Based in Derby the three-piece are Chris Jones, Mark Jones and Andrew Foster. Chris started Nurse as a solo project originally but quickly built it out into the band’s current line up (and you should check out Chris and Foster’s previous bands Ghost Twins and Crushing Blows plus Mark’s solo project Azzurro Peaks).
We’d heard good things about them but when we had them come and play our first ever Six Impossible Things show they blew us away. A tour de force where they played 11 songs in 30 minutes without a setlist but seamlessly moving between tracks while also bouncing off the walls and amps in our small space. They were – they are – rock n roll personified.
Debasement Tapes was a wonder too – touching the half hour mark it tears apart 60 years of rock n roll refusing to play by any rules but their own to blend styles and tempos into a record of complete shock and awe. Fast, furious and endlessly melodic this is a debut born of strong and vital creative direction and a band dynamic forged over a lifetime playing together.

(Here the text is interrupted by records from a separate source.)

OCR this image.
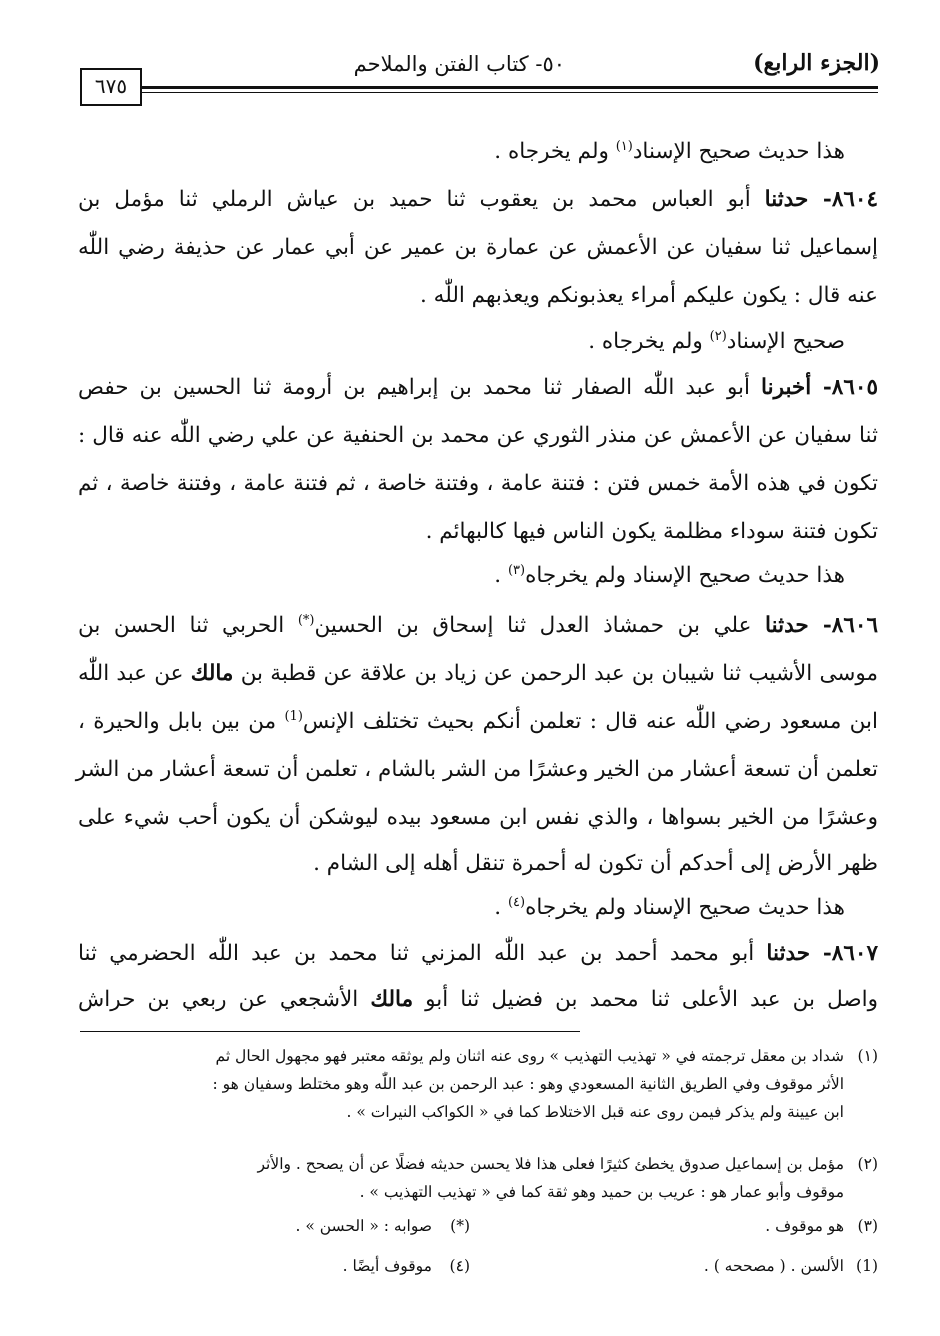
(الجزء الرابع)
٥٠- كتاب الفتن والملاحم
٦٧٥
هذا حديث صحيح الإسناد$^{(١)}$ ولم يخرجاه .
٨٦٠٤- حدثنا أبو العباس محمد بن يعقوب ثنا حميد بن عياش الرملي ثنا مؤمل بن
إسماعيل ثنا سفيان عن الأعمش عن عمارة بن عمير عن أبي عمار عن حذيفة رضي اللّٰه
عنه قال : يكون عليكم أمراء يعذبونكم ويعذبهم اللّٰه .
صحيح الإسناد$^{(٢)}$ ولم يخرجاه .
٨٦٠٥- أخبرنا أبو عبد اللّٰه الصفار ثنا محمد بن إبراهيم بن أرومة ثنا الحسين بن حفص
ثنا سفيان عن الأعمش عن منذر الثوري عن محمد بن الحنفية عن علي رضي اللّٰه عنه قال :
تكون في هذه الأمة خمس فتن : فتنة عامة ، وفتنة خاصة ، ثم فتنة عامة ، وفتنة خاصة ، ثم
تكون فتنة سوداء مظلمة يكون الناس فيها كالبهائم .
هذا حديث صحيح الإسناد ولم يخرجاه$^{(٣)}$ .
٨٦٠٦- حدثنا علي بن حمشاذ العدل ثنا إسحاق بن الحسين(*) الحربي ثنا الحسن بن
موسى الأشيب ثنا شيبان بن عبد الرحمن عن زياد بن علاقة عن قطبة بن مالك عن عبد اللّٰه
ابن مسعود رضي اللّٰه عنه قال : تعلمن أنكم بحيث تختلف الإنس$^{(1)}$ من بين بابل والحيرة ،
تعلمن أن تسعة أعشار من الخير وعشرًا من الشر بالشام ، تعلمن أن تسعة أعشار من الشر
وعشرًا من الخير بسواها ، والذي نفس ابن مسعود بيده ليوشكن أن يكون أحب شيء على
ظهر الأرض إلى أحدكم أن تكون له أحمرة تنقل أهله إلى الشام .
هذا حديث صحيح الإسناد ولم يخرجاه$^{(٤)}$ .
٨٦٠٧- حدثنا أبو محمد أحمد بن عبد اللّٰه المزني ثنا محمد بن عبد اللّٰه الحضرمي ثنا
واصل بن عبد الأعلى ثنا محمد بن فضيل ثنا أبو مالك الأشجعي عن ربعي بن حراش
(١)شداد بن معقل ترجمته في « تهذيب التهذيب » روى عنه اثنان ولم يوثقه معتبر فهو مجهول الحال ثم
الأثر موقوف وفي الطريق الثانية المسعودي وهو : عبد الرحمن بن عبد اللّٰه وهو مختلط وسفيان هو :
ابن عيينة ولم يذكر فيمن روى عنه قبل الاختلاط كما في « الكواكب النيرات » .
(٢)مؤمل بن إسماعيل صدوق يخطئ كثيرًا فعلى هذا فلا يحسن حديثه فضلًا عن أن يصحح . والأثر
موقوف وأبو عمار هو : عريب بن حميد وهو ثقة كما في « تهذيب التهذيب » .
(٣)هو موقوف .
(*)صوابه : « الحسن » .
(1)الألسن . ( مصححه ) .
(٤)موقوف أيضًا .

Scoring a 9/10 from Louder Than War magazine (and coming in at 47 in their online chart of the best albums of the year) the record was described as “…fast, intriguing and bloody loud! A thrilling and ear-shattering debut” while Team Rock / Louder described it as a, “…menacing swirl of the late, great Groop Dogdrill’s swagger, Nirvana’s noisy pop nous and streaks of East Bay Ray’s shimmering surf guitar.”
Praise kept coming with Hidden Herd saying it was a, ““…a heady mix of early Cribs, The Fall and New Wave hooks…” and Words and Guitars summing it up with, “They’ve said it themselves: they could’ve written a whole album of sub two minute punk manifestos of anger, but what would be interesting about that, when you can dissect the history of rock’n’roll instead. When you can crowbar dirty bitch guitar hooks and angular new wave, boogie woogie and surf pop sensibilities onto a bench with the metal fat bastards, why settle for being one thing?”
It paved the way for second album Trashland (via a chart-bothering double A 7″ single for Too Pure Singles Club) which kept the vitality and distilled it into a cohesive, almost conceptual, album. In this record the band set out to prove the format could still be relevant in the digital age digging into deeper grooves and spinning out those relentless melodies.
Praise for this album too was high where among others Loud & Quiet scored it an 8/10 and said it was, “energetic, rampant, exciting rock’n’roll, as UNB spend their second time around fusing ’60s girl groups, late ’70s punk, ’80s new wave and ’90s grunge into a multi-headed fantastic beast.”
We can’t wait for more from this band – not only great music but creative minds who are crafting a vision around their work and not playing to anyone’s game but their own. If you get a chance to see them live then grab it with both hands and if you don’t own these records put that right straight away – cult classics in the making.